From Steven Benen:
As the midterm elections draw closer, note the sharper tone of President Obama's weekly address. This morning's edition echoed the kind of rhetoric we've been hearing more of on the stump, and added a few timely new points we haven't heard from the White House before.
The president began by noting the "official" end of the recession, adding that the announcement is pretty meaningless for those who've been struggling. Obama added that he's pushing a variety of measures intended to "keep pushing to promote growth that will generate the jobs we need."
But the president then turned his attention to one of the key political stories of the week: the introduction of the Republicans' policy agenda, which features "the very same policies that led to the economic crisis in the first place, which isn't surprising, since many of their leaders were among the architects of that failed policy.
"It is grounded in same worn out philosophy: cut taxes for millionaires and billionaires; cut the rules for Wall Street and the special interests; and cut the middle class loose to fend for itself. That's not a prescription for a better future. It's an echo of a disastrous decade we can't afford to relive."
Of particular interest, Obama mocked one of the central GOP gimmicks: "The Republicans in Washington claimed to draw their ideas from a website called 'America Speaking Out.' It turns out that one of the ideas that's drawn the most interest on their website is ending tax breaks for companies that ship jobs overseas.
"Funny thing is, when we recently closed one of the most egregious loopholes for companies creating jobs overseas, Republicans in Congress were almost unanimously opposed. The Republican leader John Boehner attacked us for it, and stood up for outsourcing, instead of American workers.

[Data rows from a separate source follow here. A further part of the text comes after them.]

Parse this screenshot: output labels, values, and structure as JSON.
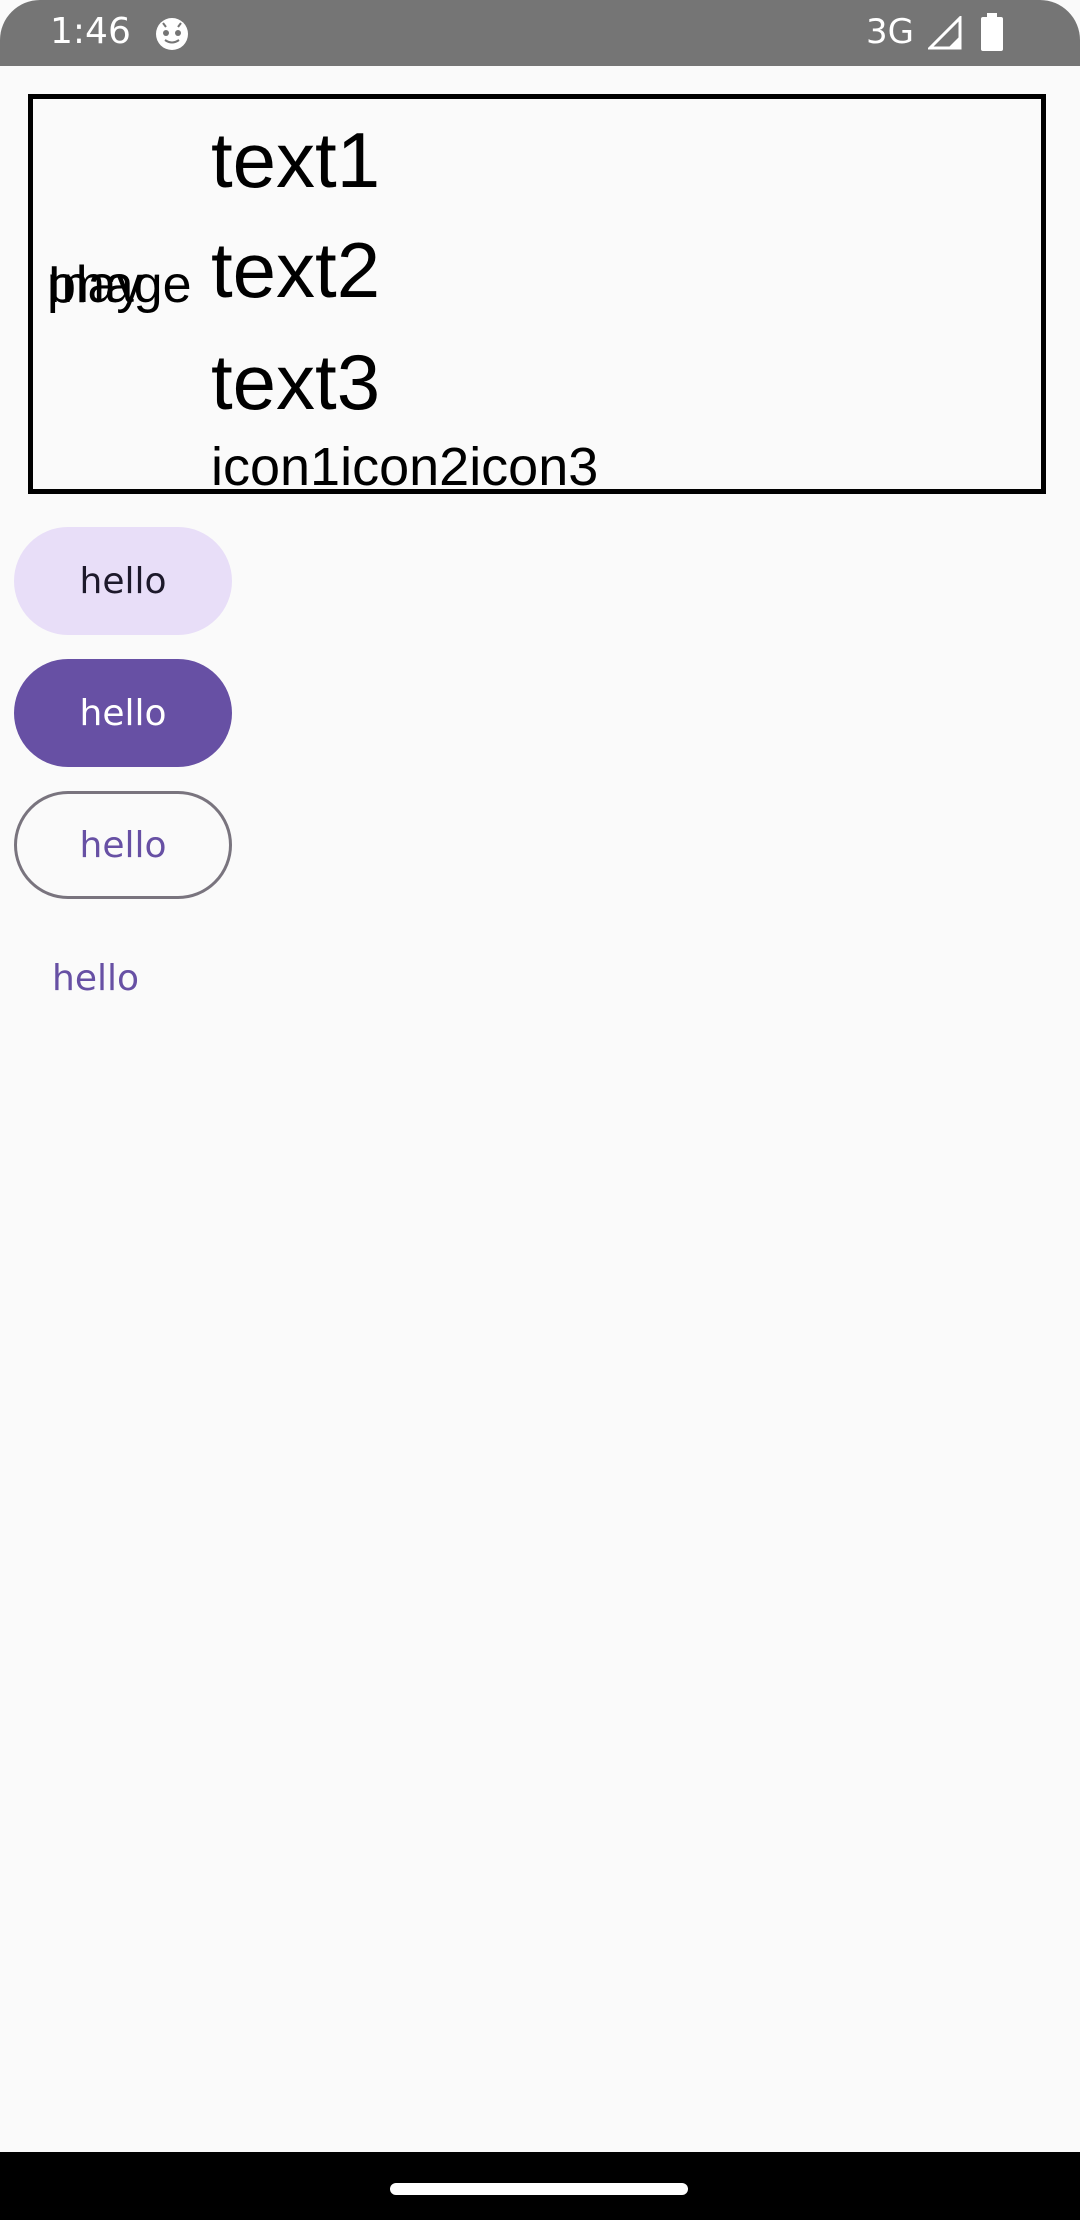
{
  "status_bar": {
    "time": "1:46",
    "network": "3G",
    "app_icon": "android-debug-icon",
    "signal_icon": "signal-icon",
    "battery_icon": "battery-icon"
  },
  "card": {
    "overlap_label_1": "Image",
    "overlap_label_2": "play",
    "texts": [
      "text1",
      "text2",
      "text3"
    ],
    "icons_line": "icon1icon2icon3"
  },
  "buttons": {
    "tonal_label": "hello",
    "filled_label": "hello",
    "outlined_label": "hello",
    "text_label": "hello"
  },
  "colors": {
    "primary": "#6750a4",
    "secondary_container": "#e8def8",
    "outline": "#79747e",
    "status_bar": "#757575",
    "background": "#fafafa"
  }
}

"So, America may be speaking out, but Republicans in Congress sure aren't listening. They want to put special interests back in the driver's seat in Washington. They want to roll back the law that will finally stop health insurance companies from denying you coverage on the basis of a preexisting condition. They want to repeal reforms that will finally protect hardworking families from hidden rates and penalties every time they use a credit card, make a mortgage payment, or take out a student loan.
"And for all their talk about reining in spending and getting our deficits under control, they want to borrow another $700 billion, and use it to give tax cuts to millionaires and billionaires. On average, that's a tax cut of about $100,000 for millionaires."
The president is hitting the road for a series of rallies this week, starting with events at the University of Wisconsin and in Albuquerque, New Mexico on Tuesday, followed by an event in Iowa on Wednesday. With the weekly address in mind, it's safe to assume Obama will remain on the offensive over the last five weeks before the midterms.